Overall, Uber’s revenue declined 29 percent year-over-year in the quarter, with Mobility revenue declining 67 percent, and Delivery revenue growing 103 percent year-over-year.
These figures are driven by the fact that as people stayed home during lockdowns, they ordered more from Uber Eats than ever before.
Instant Benefit for Instacart
With the demand for grocery delivery exploding in reaction to the virus and lockdowns, Instacart is reported to have made a net profit for the first time—$10 million (USD) in April—against a reported loss of $300 million in 2019.
The report says consumers purchased $700 million worth of goods through the San Francisco-based startup in each of the first two weeks of April 2020—up 450 percent from December.

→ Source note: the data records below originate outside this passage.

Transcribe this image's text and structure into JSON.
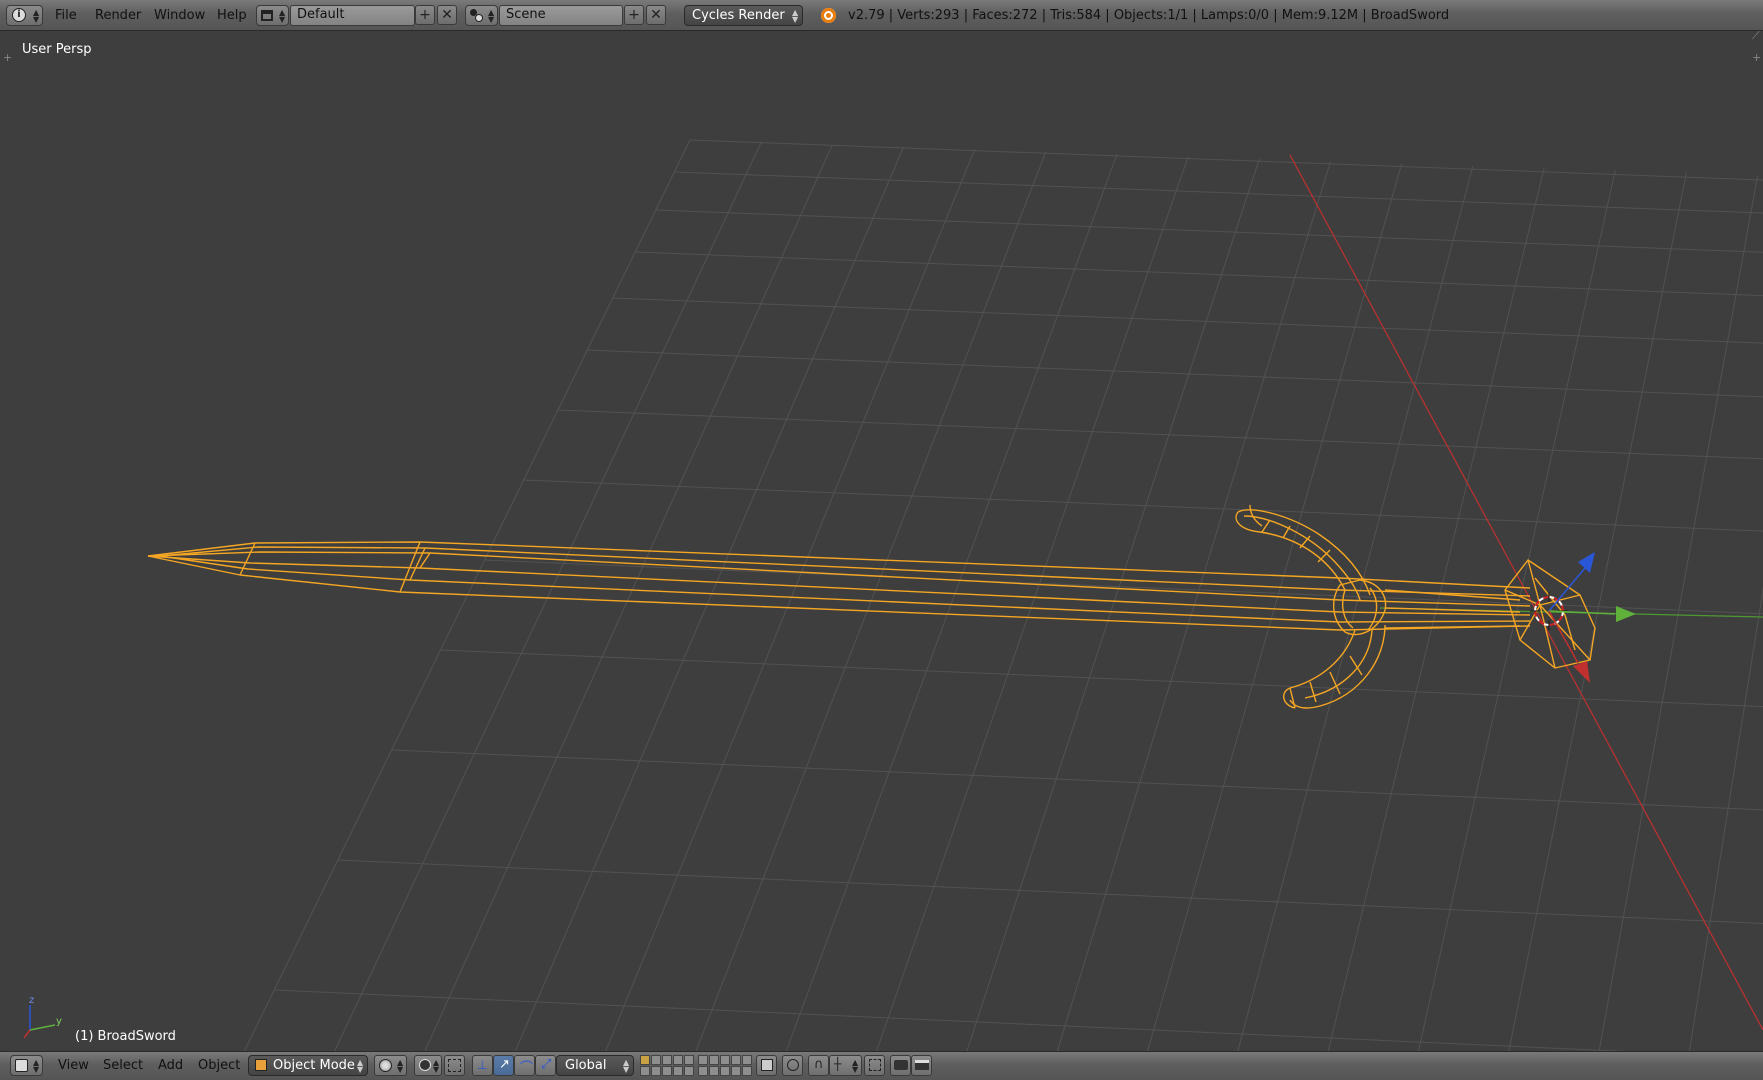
{
  "top_header": {
    "menus": [
      "File",
      "Render",
      "Window",
      "Help"
    ],
    "layout_name": "Default",
    "scene_name": "Scene",
    "render_engine": "Cycles Render",
    "stats": "v2.79 | Verts:293 | Faces:272 | Tris:584 | Objects:1/1 | Lamps:0/0 | Mem:9.12M | BroadSword"
  },
  "viewport": {
    "view_label": "User Persp",
    "object_label": "(1) BroadSword",
    "axis_labels": {
      "z": "z",
      "y": "y"
    },
    "colors": {
      "background": "#3d3d3d",
      "grid": "#4f4f4f",
      "wire_selected": "#f5a623",
      "x_axis": "#c0302e",
      "y_axis": "#5fb13c",
      "z_axis": "#2a56d8"
    }
  },
  "bottom_header": {
    "menus": [
      "View",
      "Select",
      "Add",
      "Object"
    ],
    "mode": "Object Mode",
    "transform_orientation": "Global"
  }
}
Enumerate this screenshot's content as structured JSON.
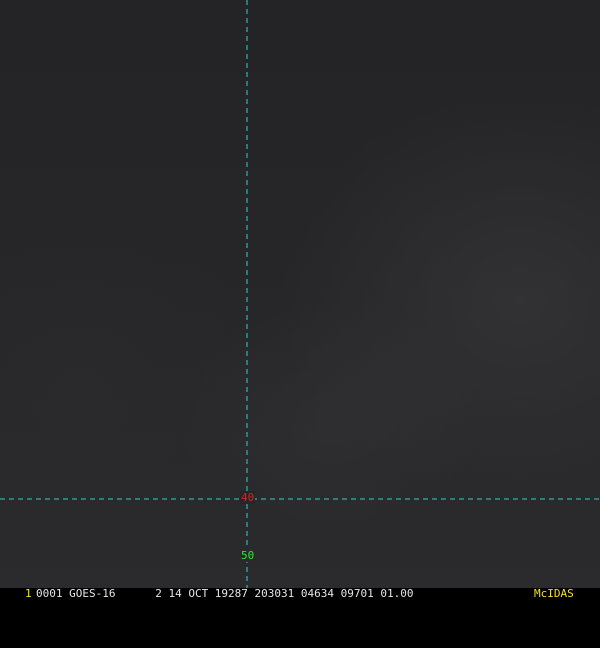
{
  "status_bar": {
    "frame_number": "1",
    "text": "0001 GOES-16      2 14 OCT 19287 203031 04634 09701 01.00",
    "software": "McIDAS"
  },
  "grid_labels": {
    "lat_label": "40",
    "lon_label": "50"
  },
  "colors": {
    "grid_line": "#35c9d8",
    "lat_label": "#d6231f",
    "lon_label": "#29e63a",
    "frame_number": "#f2e31a",
    "software_label": "#f2e31a",
    "status_text": "#e6e6e6"
  }
}
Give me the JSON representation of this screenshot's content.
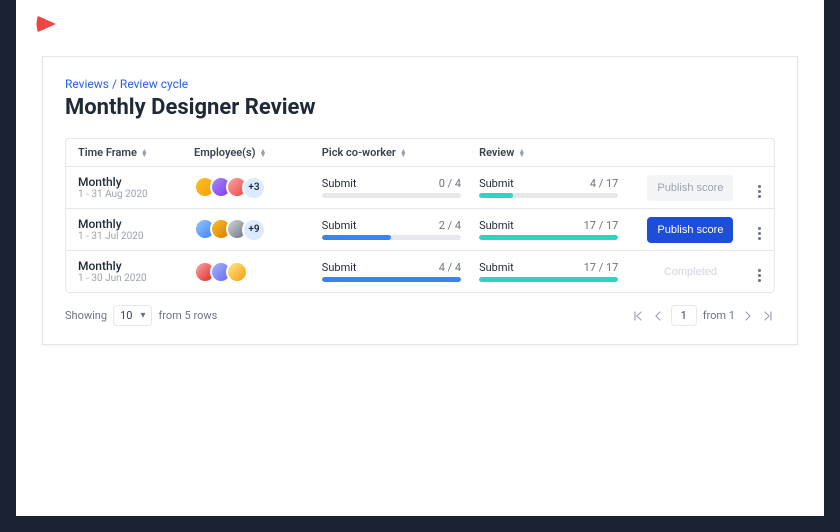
{
  "breadcrumb": {
    "parent": "Reviews",
    "sep": "/",
    "child": "Review cycle"
  },
  "pageTitle": "Monthly Designer Review",
  "columns": {
    "time": "Time Frame",
    "emp": "Employee(s)",
    "pick": "Pick co-worker",
    "review": "Review"
  },
  "rows": [
    {
      "period": "Monthly",
      "range": "1 - 31 Aug 2020",
      "avatarColors": [
        "linear-gradient(135deg,#fbbf24,#f59e0b)",
        "linear-gradient(135deg,#a78bfa,#7c3aed)",
        "linear-gradient(135deg,#fca5a5,#ef4444)"
      ],
      "extra": "+3",
      "pick": {
        "label": "Submit",
        "count": "0 / 4",
        "pct": 0
      },
      "review": {
        "label": "Submit",
        "count": "4 / 17",
        "pct": 24
      },
      "action": {
        "text": "Publish score",
        "style": "disabled"
      }
    },
    {
      "period": "Monthly",
      "range": "1 - 31 Jul 2020",
      "avatarColors": [
        "linear-gradient(135deg,#93c5fd,#3b82f6)",
        "linear-gradient(135deg,#fbbf24,#d97706)",
        "linear-gradient(135deg,#d1d5db,#6b7280)"
      ],
      "extra": "+9",
      "pick": {
        "label": "Submit",
        "count": "2 / 4",
        "pct": 50
      },
      "review": {
        "label": "Submit",
        "count": "17 / 17",
        "pct": 100
      },
      "action": {
        "text": "Publish score",
        "style": "primary"
      }
    },
    {
      "period": "Monthly",
      "range": "1 - 30 Jun 2020",
      "avatarColors": [
        "linear-gradient(135deg,#fca5a5,#dc2626)",
        "linear-gradient(135deg,#a5b4fc,#6366f1)",
        "linear-gradient(135deg,#fde68a,#f59e0b)"
      ],
      "extra": "",
      "pick": {
        "label": "Submit",
        "count": "4 / 4",
        "pct": 100
      },
      "review": {
        "label": "Submit",
        "count": "17 / 17",
        "pct": 100
      },
      "action": {
        "text": "Completed",
        "style": "completed"
      }
    }
  ],
  "pagination": {
    "showing": "Showing",
    "pageSize": "10",
    "fromRows": "from 5 rows",
    "page": "1",
    "fromPages": "from 1"
  },
  "colors": {
    "brand": "#ef4444",
    "link": "#2563eb",
    "primaryBtn": "#1d4ed8",
    "barBlue": "#3b82f6",
    "barTeal": "#2dd4bf"
  }
}
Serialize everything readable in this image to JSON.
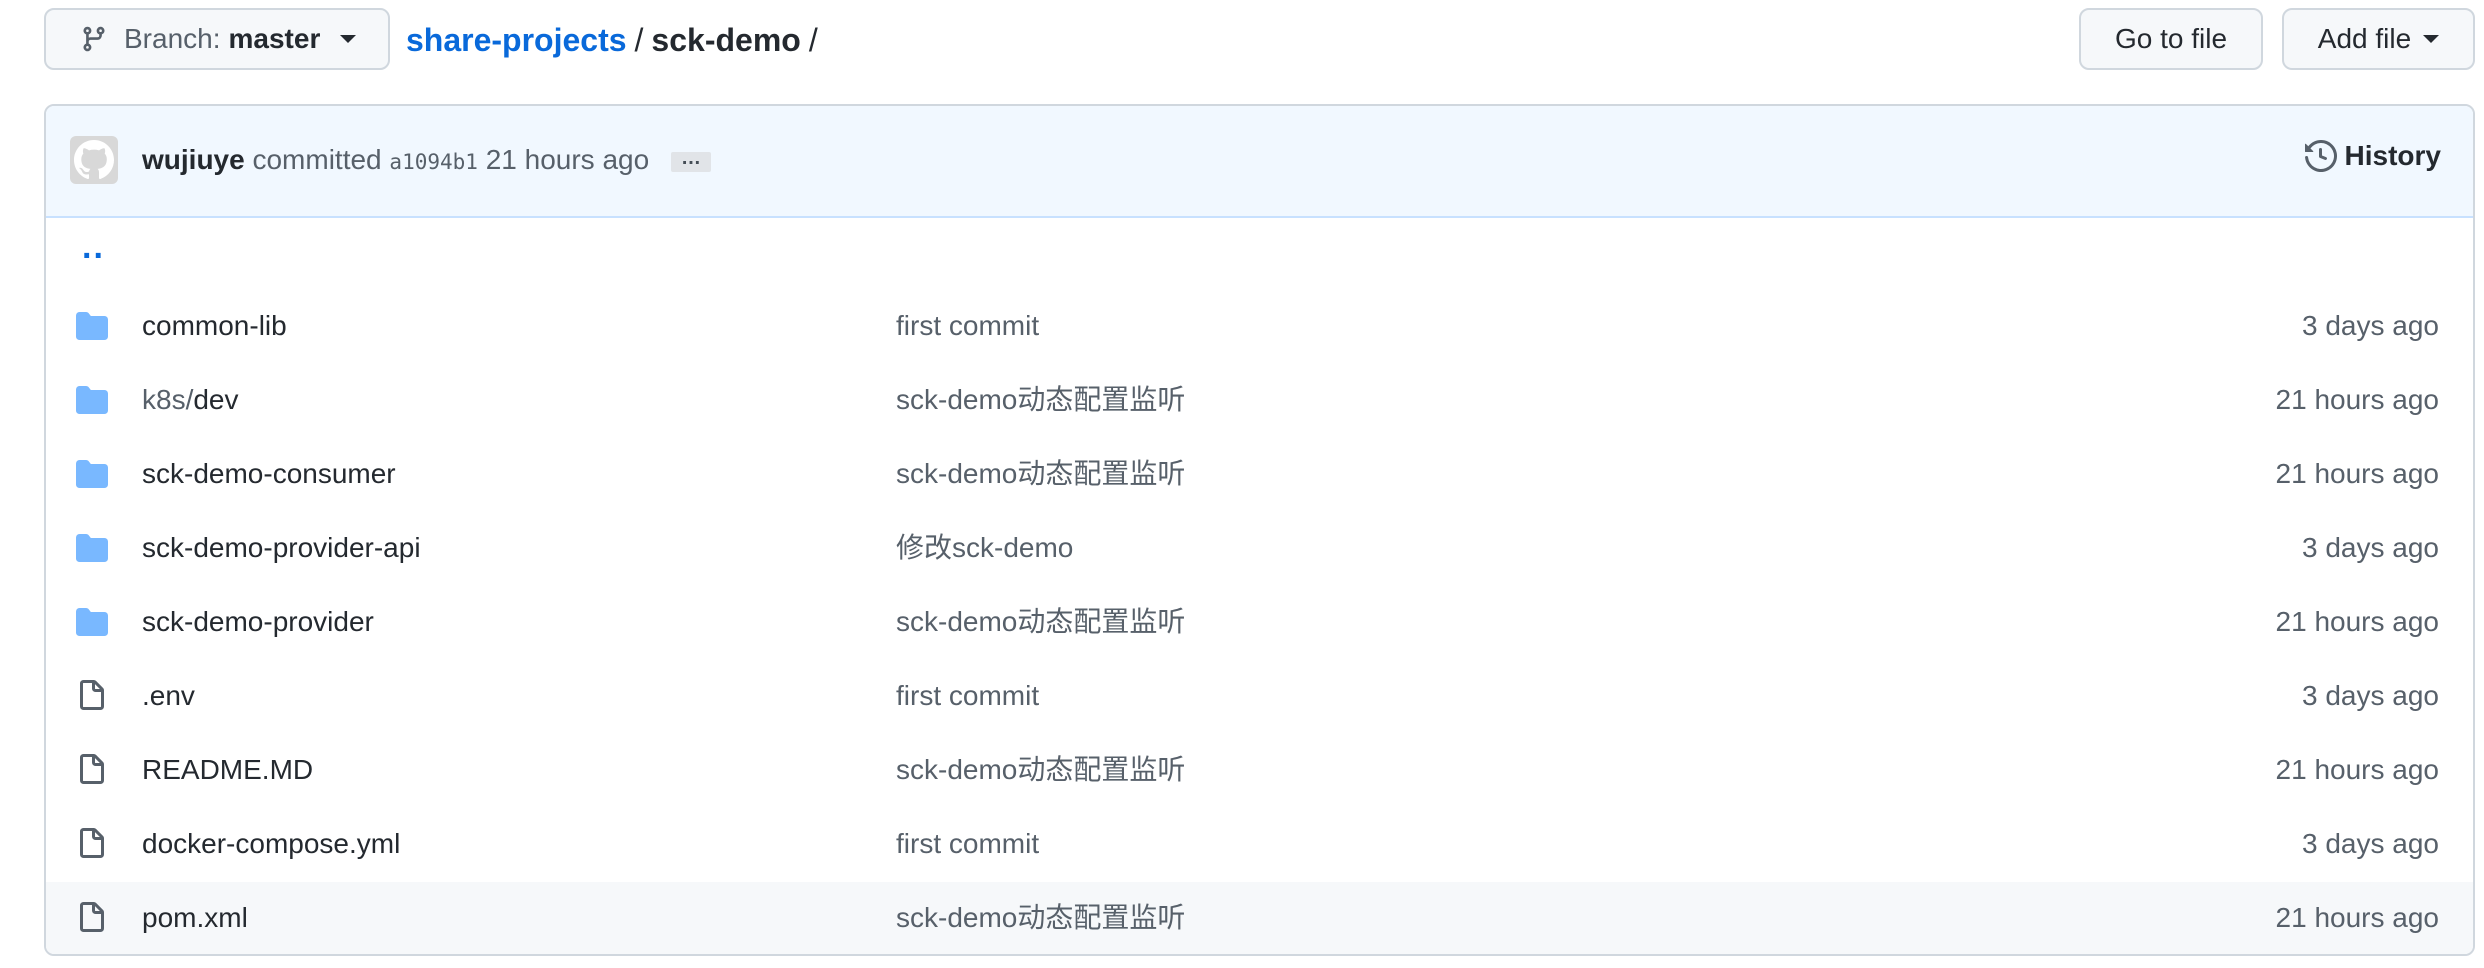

The company has also hired thousands of extra contractors to help it meet the increased demand for orders.
Confident that the massive shift to online grocery ordering will continue even after the pandemic subsides, Instacart has raised a total of $325 million USD in funding since June, raising its valuation to $13.8 billion USD.
The Future of the Shared Economy in Supply Chain
Few experts doubt that the shared economy is the way of the future, even though its advantages and disadvantages have been thrown into sharp focus by the COVID-19 pandemic.
And while the broader gig economy may take some time to recover due to the current aversion to travel, the shared economy within supply chain is charging ahead.
This is precisely because new solutions are needed for long-standing inefficiencies, such as the vast numbers of trucking half-loads, and the enormous amount of unused capacity in warehousing and shipping.